The first requires a drill-down to reveal further insight which could be provided by a dynamic dashboard. Even with this type of dashboard, however, deeper analysis may still be needed beyond what managers are able to or should do. Everyone has two personal restrictions. The first is his or her knowledge of advanced statistical, econometric, data visualization, and machine learning methods to be able to go further. After all, people do specialize in areas and a business manager’s specialization is in running the business, not doing analytical work. At the same time, a manager, like everyone else, has a time constraint: you have only 24 hours in a day regardless of who you are. If you allocate your time to doing analytical work, then that is time taken from running the business; there is a time misallocation.

The second piece of needed information, the solution to the problem, requires predictive modeling allowing what-if or scenario analysis. This is also a specialty, probably more so than many forms of data analysis most managers think about. Some examples will be described below.

The following sections will illustrate some deep drill-down capabilities and predictive modeling that could be done. This only skims the surface, but it at least illustrates possibilities. This will be done using a case study.

Case study

A leading household furniture manufacturer sells to locally owned, boutique retailers throughout the U.S. which is divided into four marketing regions consistent with U.S. Census regions. The company has 43 products in six product lines consistent with the major rooms in a house: Den, Dining Room, Kids’ Room, Kitchen, Living Room, Master Bedroom. Each product line is divided into a product class such as Chairs, Tables, and Baker’s Racks for the Kitchen product line. Four types of discounts are offered at the discretion of sales force: Order Discount, Special Competitive Discount, Dealer Discount, and a Pickup Discount.

The product manager for living rooms has a problem with a new product: living room blinds (a.k.a., window treatments) with a remote voice control system that runs through a controller such as Alexa. Basically, the window blinds will open and close or rise and fall by voice commands. The product is one of the first in its class so there are few competitors. In terms of the Chapter 6 classification of new products I used, this is a not-new-to-the-world (NNTW) product.

The product manager keeps track of the product’s performance via a dashboard; this is Business Intelligence. The dashboard has displays of unit sales, gross revenue, returns, and net revenue (revenue based on unit sales less returns). These metrics are shown as bar charts with metric targets overlaid on the charts to indicate if targets are met or not.
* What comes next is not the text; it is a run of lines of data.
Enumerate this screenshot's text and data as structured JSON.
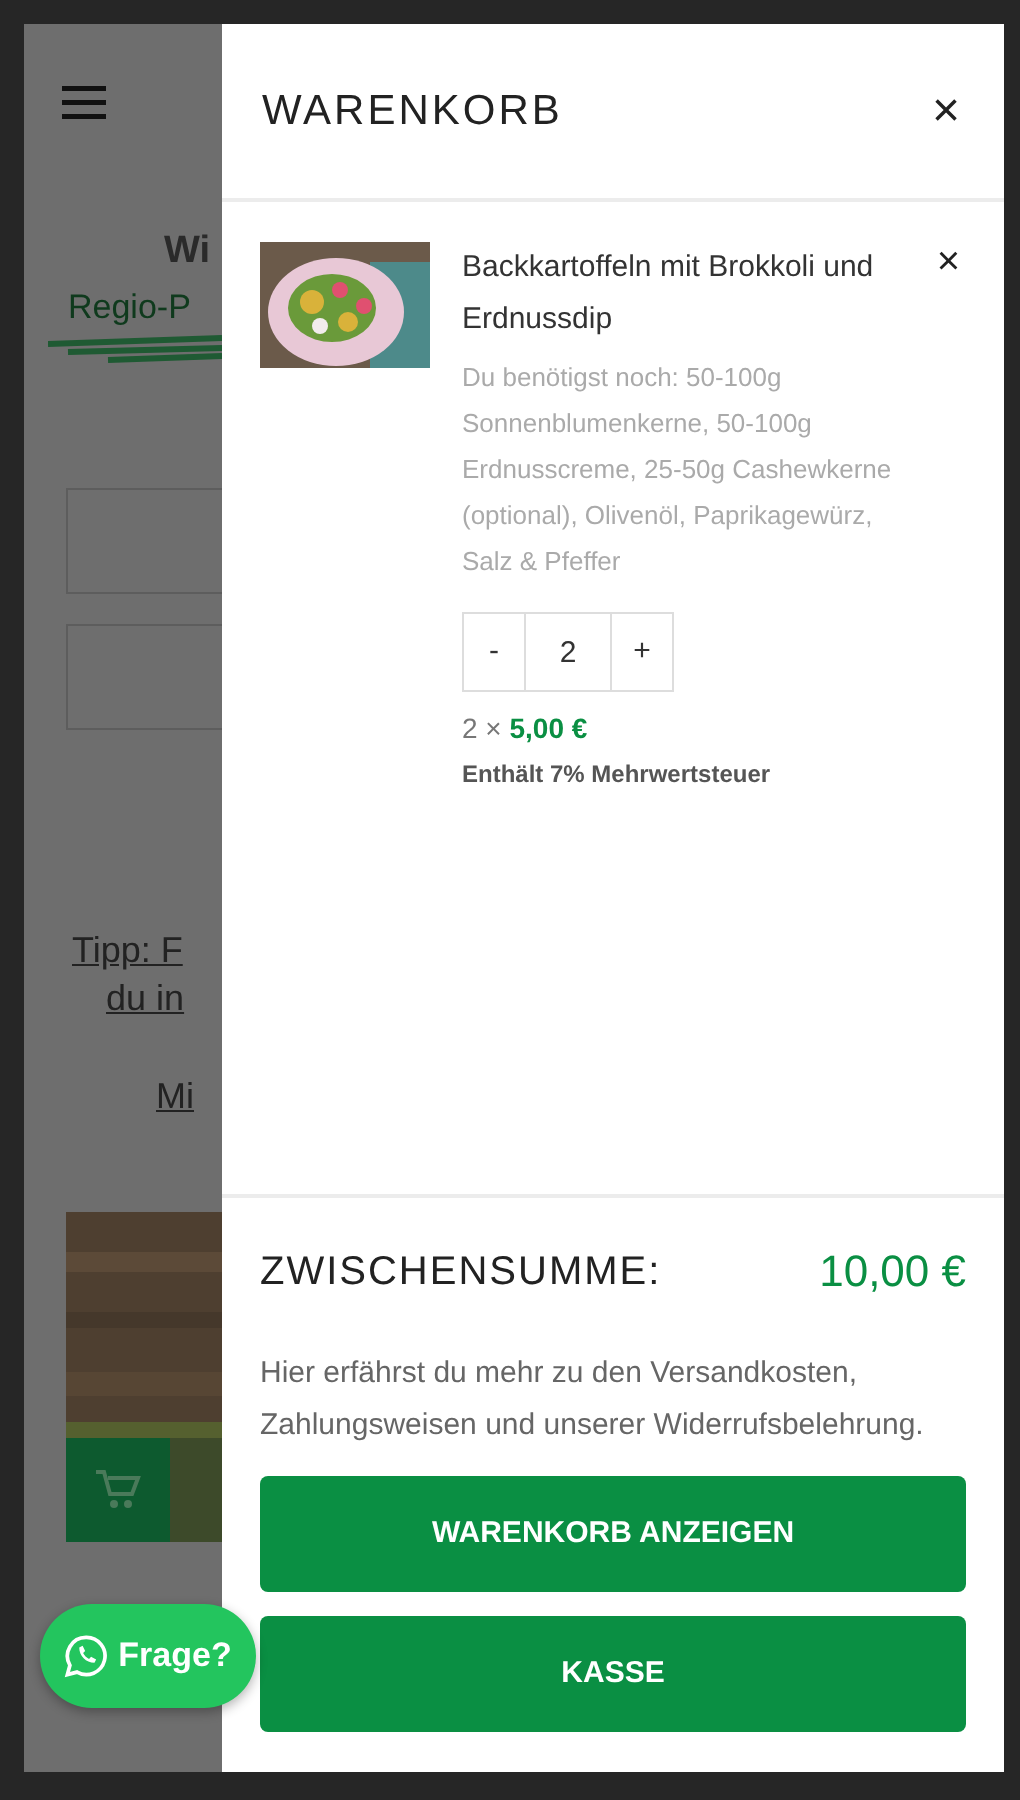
{
  "background_page": {
    "heading": "Wi",
    "subheading": "Regio-P",
    "tip_lines": [
      "Tipp: F",
      "du in"
    ],
    "link": "Mi"
  },
  "cart": {
    "title": "WARENKORB",
    "close": "×",
    "items": [
      {
        "name": "Backkartoffeln mit Brokkoli und Erdnussdip",
        "remove": "×",
        "description": "Du benötigst noch: 50-100g Sonnenblumenkerne, 50-100g Erdnusscreme, 25-50g Cashewkerne (optional), Olivenöl, Paprikagewürz, Salz & Pfeffer",
        "minus": "-",
        "quantity": "2",
        "plus": "+",
        "count": "2 ×",
        "price": "5,00 €",
        "tax": "Enthält 7% Mehrwertsteuer"
      }
    ],
    "subtotal_label": "ZWISCHENSUMME:",
    "subtotal": "10,00 €",
    "info": "Hier erfährst du mehr zu den Versandkosten, Zahlungsweisen und unserer Widerrufsbelehrung.",
    "buttons": [
      "WARENKORB ANZEIGEN",
      "KASSE"
    ]
  },
  "chat_button": {
    "label": "Frage?"
  }
}
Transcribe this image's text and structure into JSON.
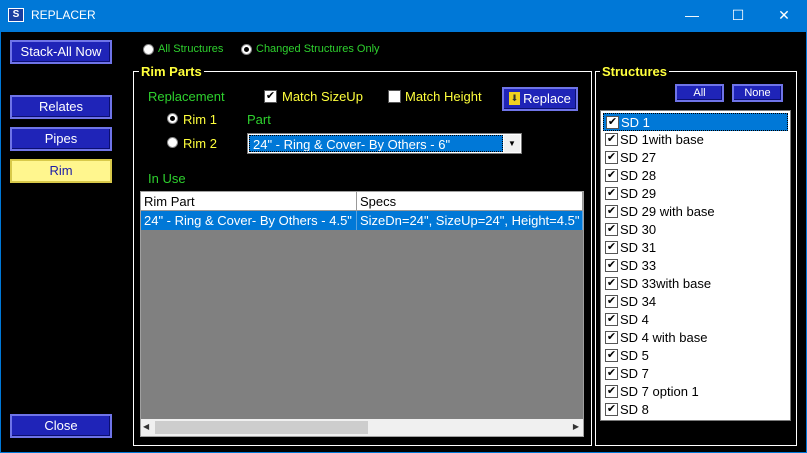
{
  "window": {
    "title": "REPLACER",
    "icon": "S"
  },
  "controls": {
    "minimize": "—",
    "maximize": "☐",
    "close": "✕"
  },
  "left": {
    "stack_all": "Stack-All Now",
    "relates": "Relates",
    "pipes": "Pipes",
    "rim": "Rim",
    "close": "Close"
  },
  "scope": {
    "all": "All Structures",
    "changed": "Changed Structures Only",
    "selected": "changed"
  },
  "rim_parts": {
    "legend": "Rim Parts",
    "replacement_label": "Replacement",
    "match_sizeup": "Match SizeUp",
    "match_sizeup_checked": true,
    "match_height": "Match Height",
    "match_height_checked": false,
    "replace_button": "Replace",
    "rim1": "Rim 1",
    "rim2": "Rim 2",
    "rim_selected": "rim1",
    "part_label": "Part",
    "part_value": "24\" - Ring & Cover- By Others - 6\"",
    "in_use_label": "In Use",
    "table": {
      "columns": [
        "Rim Part",
        "Specs"
      ],
      "rows": [
        [
          "24\" - Ring & Cover- By Others - 4.5\"",
          "SizeDn=24\", SizeUp=24\", Height=4.5\""
        ]
      ]
    }
  },
  "structures": {
    "legend": "Structures",
    "all_button": "All",
    "none_button": "None",
    "items": [
      "SD 1",
      "SD 1with base",
      "SD 27",
      "SD 28",
      "SD 29",
      "SD 29 with base",
      "SD 30",
      "SD 31",
      "SD 33",
      "SD 33with base",
      "SD 34",
      "SD 4",
      "SD 4 with base",
      "SD 5",
      "SD 7",
      "SD 7 option 1",
      "SD 8"
    ],
    "selected_index": 0
  },
  "colors": {
    "titlebar": "#0078d7",
    "button_blue": "#1f24b8",
    "button_yellow": "#fff68e",
    "label_green": "#2ed12e",
    "label_yellow": "#ffff3c"
  }
}
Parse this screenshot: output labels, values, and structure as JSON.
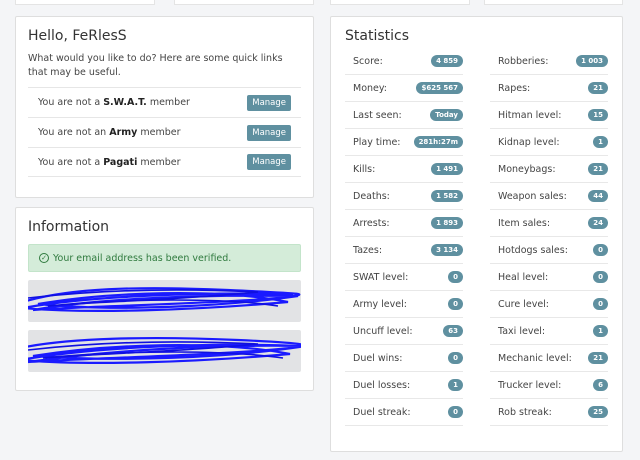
{
  "hello": {
    "title": "Hello, FeRlesS",
    "intro": "What would you like to do? Here are some quick links that may be useful.",
    "memberships": [
      {
        "prefix": "You are not a",
        "group": "S.W.A.T.",
        "suffix": "member",
        "button": "Manage"
      },
      {
        "prefix": "You are not an",
        "group": "Army",
        "suffix": "member",
        "button": "Manage"
      },
      {
        "prefix": "You are not a",
        "group": "Pagati",
        "suffix": "member",
        "button": "Manage"
      }
    ]
  },
  "info": {
    "title": "Information",
    "verified": "Your email address has been verified."
  },
  "stats": {
    "title": "Statistics",
    "left": [
      {
        "label": "Score:",
        "value": "4 859"
      },
      {
        "label": "Money:",
        "value": "$625 567"
      },
      {
        "label": "Last seen:",
        "value": "Today"
      },
      {
        "label": "Play time:",
        "value": "281h:27m"
      },
      {
        "label": "Kills:",
        "value": "1 491"
      },
      {
        "label": "Deaths:",
        "value": "1 582"
      },
      {
        "label": "Arrests:",
        "value": "1 893"
      },
      {
        "label": "Tazes:",
        "value": "3 134"
      },
      {
        "label": "SWAT level:",
        "value": "0"
      },
      {
        "label": "Army level:",
        "value": "0"
      },
      {
        "label": "Uncuff level:",
        "value": "63"
      },
      {
        "label": "Duel wins:",
        "value": "0"
      },
      {
        "label": "Duel losses:",
        "value": "1"
      },
      {
        "label": "Duel streak:",
        "value": "0"
      }
    ],
    "right": [
      {
        "label": "Robberies:",
        "value": "1 003"
      },
      {
        "label": "Rapes:",
        "value": "21"
      },
      {
        "label": "Hitman level:",
        "value": "15"
      },
      {
        "label": "Kidnap level:",
        "value": "1"
      },
      {
        "label": "Moneybags:",
        "value": "21"
      },
      {
        "label": "Weapon sales:",
        "value": "44"
      },
      {
        "label": "Item sales:",
        "value": "24"
      },
      {
        "label": "Hotdogs sales:",
        "value": "0"
      },
      {
        "label": "Heal level:",
        "value": "0"
      },
      {
        "label": "Cure level:",
        "value": "0"
      },
      {
        "label": "Taxi level:",
        "value": "1"
      },
      {
        "label": "Mechanic level:",
        "value": "21"
      },
      {
        "label": "Trucker level:",
        "value": "6"
      },
      {
        "label": "Rob streak:",
        "value": "25"
      }
    ]
  }
}
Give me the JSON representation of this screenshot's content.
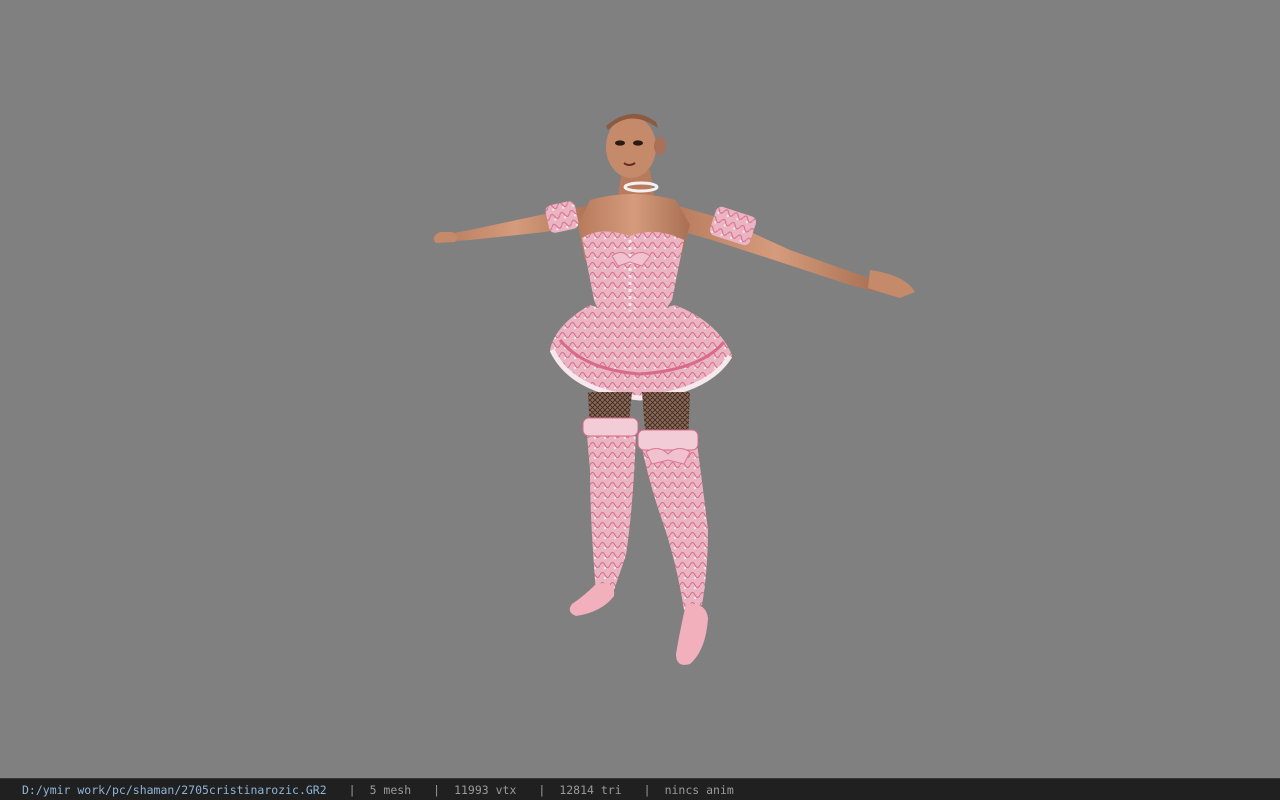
{
  "statusbar": {
    "file_path": "D:/ymir work/pc/shaman/2705cristinarozic.GR2",
    "separator": "|",
    "mesh": "5 mesh",
    "vertices": "11993 vtx",
    "triangles": "12814 tri",
    "animation": "nincs anim"
  },
  "colors": {
    "viewport_background": "#808080",
    "statusbar_background": "#202020",
    "path_text": "#8fb4d8",
    "stat_text": "#9a9a9a",
    "skin": "#c98f6f",
    "dress_pink": "#e7a3b4",
    "dress_white": "#f3e1e5",
    "stockings": "#5a4030"
  },
  "viewport": {
    "model_icon": "3d-character-model"
  }
}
She has noticed that sales and revenue are not performing as expected so she has asked the Data Science group to investigate. Specifically, she needs information on:

  • 1. Sales patterns by:
    • • Marketing Region
    • • Customer Loyalty
    • • Buyer Rating: basically, a good or poor customer.
  • 2. An estimate of price elasticity based on sales as opposed to what she has from the pre-launch studies.
  • 3. Tests for statistical differences among the four discounts that are offered.

She has also requested a tool for predicting sales to a specific customer based on the customer’s characteristics. She needs this information so she can decide what to do to fix what she perceives is a marketing problem, not a product design problem.